Diese bemerkenswerten Eigenschaften brachten der Frucht die große symbolische Bedeutung ein. Die Zitrusfrucht des jüdischen Laubhüttenfestes wird auch mit der Frucht aus dem Paradies gleichgesetzt. Und symbolisiert hier Auferstehung sowie die Verheißung des Paradieses für die Verstorbenen.
Der nach bestimmten Regeln zusammengebundene Lulav wird nach dem Morgengebet in einem festgelegten Ritus geschüttelt. Nach unten und nach oben, d.h. der Mensch steht zwischen Himmel und Erde. Er bewohnt die ganze Welt - also wird auch geschüttelt nach Osten, Süden, Westen und nach Norden.
Man könne das Ritual auch interpretieren auf die gesamte Menschheit, wird gesagt. Der Lulav sei ein Symbol für Diversität, für eine diverse Gesellschaft, und dass eine Gesellschaft all diese Unterschiede auch zusammenhalten soll und muss.

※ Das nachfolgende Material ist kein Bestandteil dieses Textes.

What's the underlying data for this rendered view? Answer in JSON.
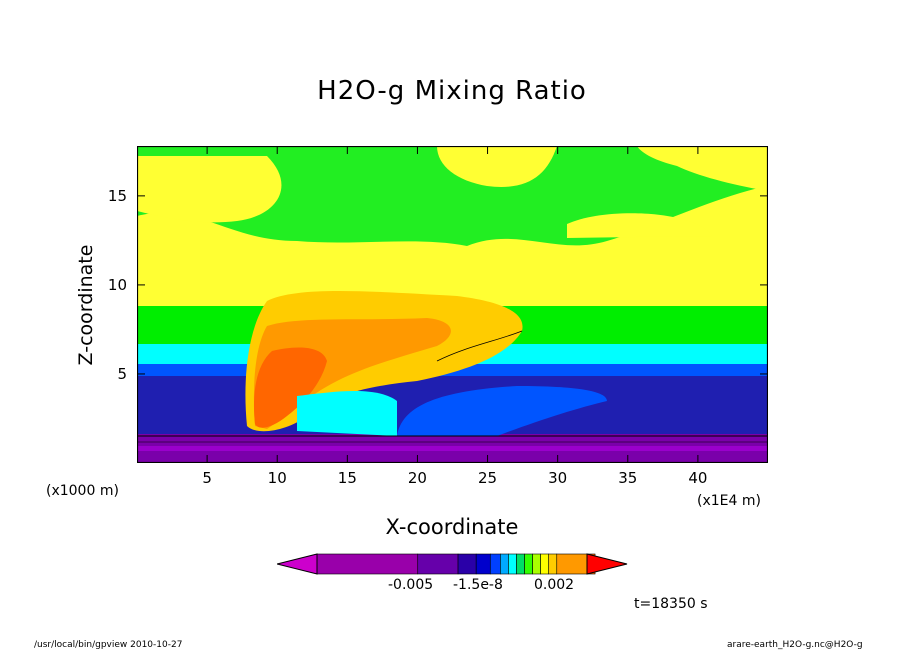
{
  "chart_data": {
    "type": "heatmap",
    "title": "H2O-g Mixing Ratio",
    "xlabel": "X-coordinate",
    "ylabel": "Z-coordinate",
    "x_unit": "(x1E4 m)",
    "y_unit": "(x1000 m)",
    "xlim": [
      0,
      45
    ],
    "ylim": [
      0,
      17.8
    ],
    "x_ticks": [
      5,
      10,
      15,
      20,
      25,
      30,
      35,
      40
    ],
    "x_tick_labels": [
      "5",
      "10",
      "15",
      "20",
      "25",
      "30",
      "35",
      "40"
    ],
    "y_ticks": [
      5,
      10,
      15
    ],
    "y_tick_labels": [
      "5",
      "10",
      "15"
    ],
    "time_label": "t=18350 s",
    "colorbar": {
      "tick_labels": [
        "-0.005",
        "-1.5e-8",
        "0.002"
      ],
      "colors": [
        "#cc00cc",
        "#9900aa",
        "#6600aa",
        "#2a00a8",
        "#0000cc",
        "#0040ff",
        "#00aaff",
        "#00ffff",
        "#00dd66",
        "#33ff00",
        "#aaff00",
        "#ffff00",
        "#ffcc00",
        "#ff9900",
        "#ff6600",
        "#ff0000"
      ]
    },
    "layers": [
      {
        "name": "surface",
        "color": "#7a00aa",
        "z_range": [
          0,
          1.8
        ]
      },
      {
        "name": "lower",
        "color": "#1f1fb0",
        "z_range": [
          1.8,
          4.8
        ]
      },
      {
        "name": "mid-blue",
        "color": "#0055ff",
        "z_range": [
          4.8,
          5.6
        ]
      },
      {
        "name": "cyan",
        "color": "#00ffff",
        "z_range": [
          5.6,
          6.8
        ]
      },
      {
        "name": "green",
        "color": "#00ee00",
        "z_range": [
          6.8,
          8.8
        ]
      },
      {
        "name": "upper",
        "color": "#ffff33",
        "z_range": [
          8.8,
          12.5
        ]
      },
      {
        "name": "top",
        "color": "#22ee22",
        "z_range": [
          12.5,
          17.8
        ]
      }
    ],
    "grid": false
  },
  "footer": {
    "left": "/usr/local/bin/gpview  2010-10-27",
    "right": "arare-earth_H2O-g.nc@H2O-g"
  }
}
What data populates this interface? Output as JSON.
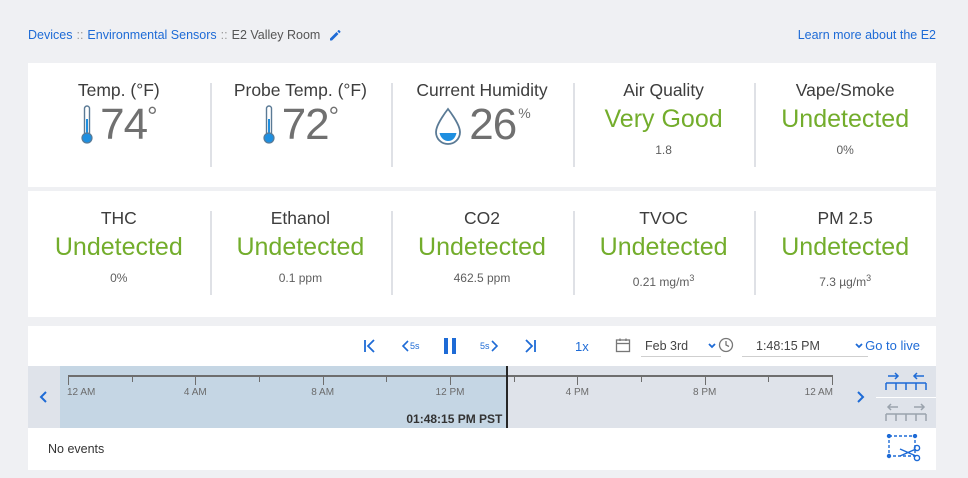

Drei Sorten Zweige und eine Frucht als reales Abbild der menschlichen Gesellschaft. Als Abbild eines Menschen mit gutem Herzen, aufrechten Gang, koscheren Worten und freundlichem Blick.
5. Buch Mose 16, 13
Das Laubhüttenfest sollst du halten sieben Tage, wenn du eingesammelt hast von deiner Tenne und von deiner Kelter, und du sollst fröhlich sein an deinem Fest, du und dein Sohn, deine Tochter, dein Knecht, deine Magd, der Levit, der Fremdling, die Waise und die Witwe, die in deiner Stadt sind.
Sieben Tage sollst du dem HERRN, deinem Gott, das Fest halten an der Stätte, die der HERR erwählen wird. Denn der HERR, dein Gott, wird dich segnen in deiner ganzen Ernte und in allen Werken deiner Hände; darum sollst du fröhlich sein.